每每孟欢派人到山中巡逻时,阿那由反而不出现,轮到唐佑巡逻,就打得激烈,阿那由有备而来,有一次,唐佑差点被阿那由一箭从马背上射下去。
找宁子弈包扎伤口时,唐佑的眼睛炯炯有神:“克契人的箭术真是高超,等我下次见到阿那由,看我不把他从马背上挑下来!”
宁子弈的手按了按他的绷带,疼得唐佑可怜道:“宁太医,您轻点!”
阿那由熟知北境的地形,镇北军也不例外,长时间的巡视,孟欢基本确定阿那由驻扎的位置很有可能就在北境的大岭山后方。
见孟欢盯着沙盘出神,沈渊对他说:“容简,等过阵子的,稍作歇息,现在并不是好时侯。”
宁子弈这时也说:“的确,如若深入雪山,孟小将军的寒疾容易复发。”
包扎好伤口,宁子弈拿起药箱,说道:“小将军需要每隔一段时间来我这针灸,如此压制寒性。”
孟欢道:“有劳宁太医了。”
“职责所在,小将军不必言谢。

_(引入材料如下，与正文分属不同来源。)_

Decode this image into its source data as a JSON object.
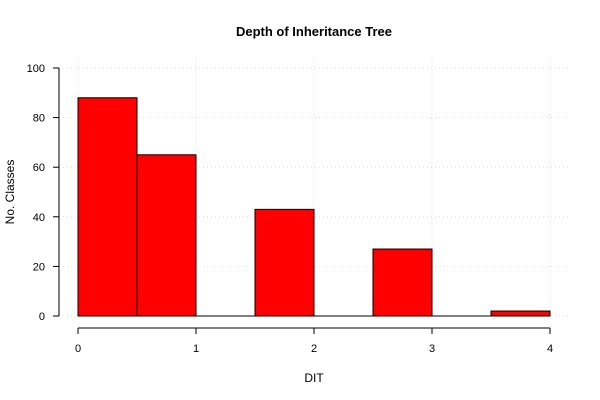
{
  "chart_data": {
    "type": "bar",
    "title": "Depth of Inheritance Tree",
    "xlabel": "DIT",
    "ylabel": "No. Classes",
    "bins": [
      {
        "start": 0.0,
        "end": 0.5,
        "value": 88
      },
      {
        "start": 0.5,
        "end": 1.0,
        "value": 65
      },
      {
        "start": 1.0,
        "end": 1.5,
        "value": 0
      },
      {
        "start": 1.5,
        "end": 2.0,
        "value": 43
      },
      {
        "start": 2.0,
        "end": 2.5,
        "value": 0
      },
      {
        "start": 2.5,
        "end": 3.0,
        "value": 27
      },
      {
        "start": 3.0,
        "end": 3.5,
        "value": 0
      },
      {
        "start": 3.5,
        "end": 4.0,
        "value": 2
      }
    ],
    "xlim": [
      0,
      4
    ],
    "ylim": [
      0,
      100
    ],
    "x_ticks": [
      "0",
      "1",
      "2",
      "3",
      "4"
    ],
    "y_ticks": [
      "0",
      "20",
      "40",
      "60",
      "80",
      "100"
    ],
    "grid": true,
    "bar_color": "#ff0000",
    "bar_border_color": "#000000",
    "grid_color": "#d3d3d3"
  }
}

”宁子弈还是那副病殃殃的样子,淡淡地回答。
宁子弈正要离开,唐佑忽然说:“宁大夫,我送您回去!”
宁子弈正欲开口,而唐佑已经扶上了他的轮椅,不容拒绝,唐佑回头通沈渊和孟欢道:“殿下,小将军,属下告退!”
“嗯,你好好养伤。”孟欢嘱咐一句,“把宁太医安全送回去。”
唐佑十分开朗,仿佛没察觉宁子弈的欲言又止,推着宁子弈就出去了。
帐外,方能听见唐佑好奇地搭话:“宁太医,我一直想问你了,你的头发颜色是天生的吗?一会儿你去不去看灯会?宁太医,你喜欢喝酒吗?”
身旁的沈渊轻笑,说:“容简,今夜有灯节,晚上我们也去喝酒赏灯,如何?”
镇北军与克契僵持一个月,现已至年关,宁安城喜气洋洋,张灯结彩。想到曾经答应过沈渊,孟欢自然通意了。
宁安城中酿酒酿得最好的是伍老板的铺子,伍老板特意送来了十里春慰问镇北军。
在宁安,有喝十里春酒的习俗,人们与亲人把酒埋到土里,来年这个时侯再饮,寓意衔接上一年美好,喝了这坛酒,身L也能健康。
可无论在宁安还是在京城,沈渊都不曾过灯节,因为多年前就是在元旦的前夕,他被林贵妃送到坤宁宫中交于孟皇后抚养。
沈渊提议后,孟欢更感到意外。
二人出门时夜幕降临,宁安城犹如白昼,各色各样的灯笼悬挂在大街小巷,人声鼎沸。
寒风入腔,孟欢抿了口手中的十里春,唇齿清香,酒水下肚,整个人也暖和许多。
他素来怕冷,今天出行也是裹着裘衣,时不时抿口酒,沈渊注视他的模样,温柔轻笑。
孟欢略疑,皱眉看沈渊,意思是问他哪处好笑。
沈渊说:“容简,也让我喝一口。”
孟欢把酒坛递给他,沈渊便顺着孟欢喝的方向饮了一口,称赞:“的确是好酒,回京时也带上几坛。”
二人慢慢走在街上,途经摊位,沈渊还买了一个双燕灯笼。
付银子时,几个孩童欢声笑语跑过,撞了孟欢一下,孟欢本不是什么风一吹就倒的人,只是怕撞得孩子疼,就稍微侧了身。
或许是沈渊会错意,以为他要摔倒,孟欢袖中的手被另一只温热的掌握住,牢牢地十指相扣,使他身子贴近沈渊。
孟欢侧头回视,沈渊今日并未束发,他穿着墨蓝的大氅,脸上映着灯笼的光泽,启唇要说什么。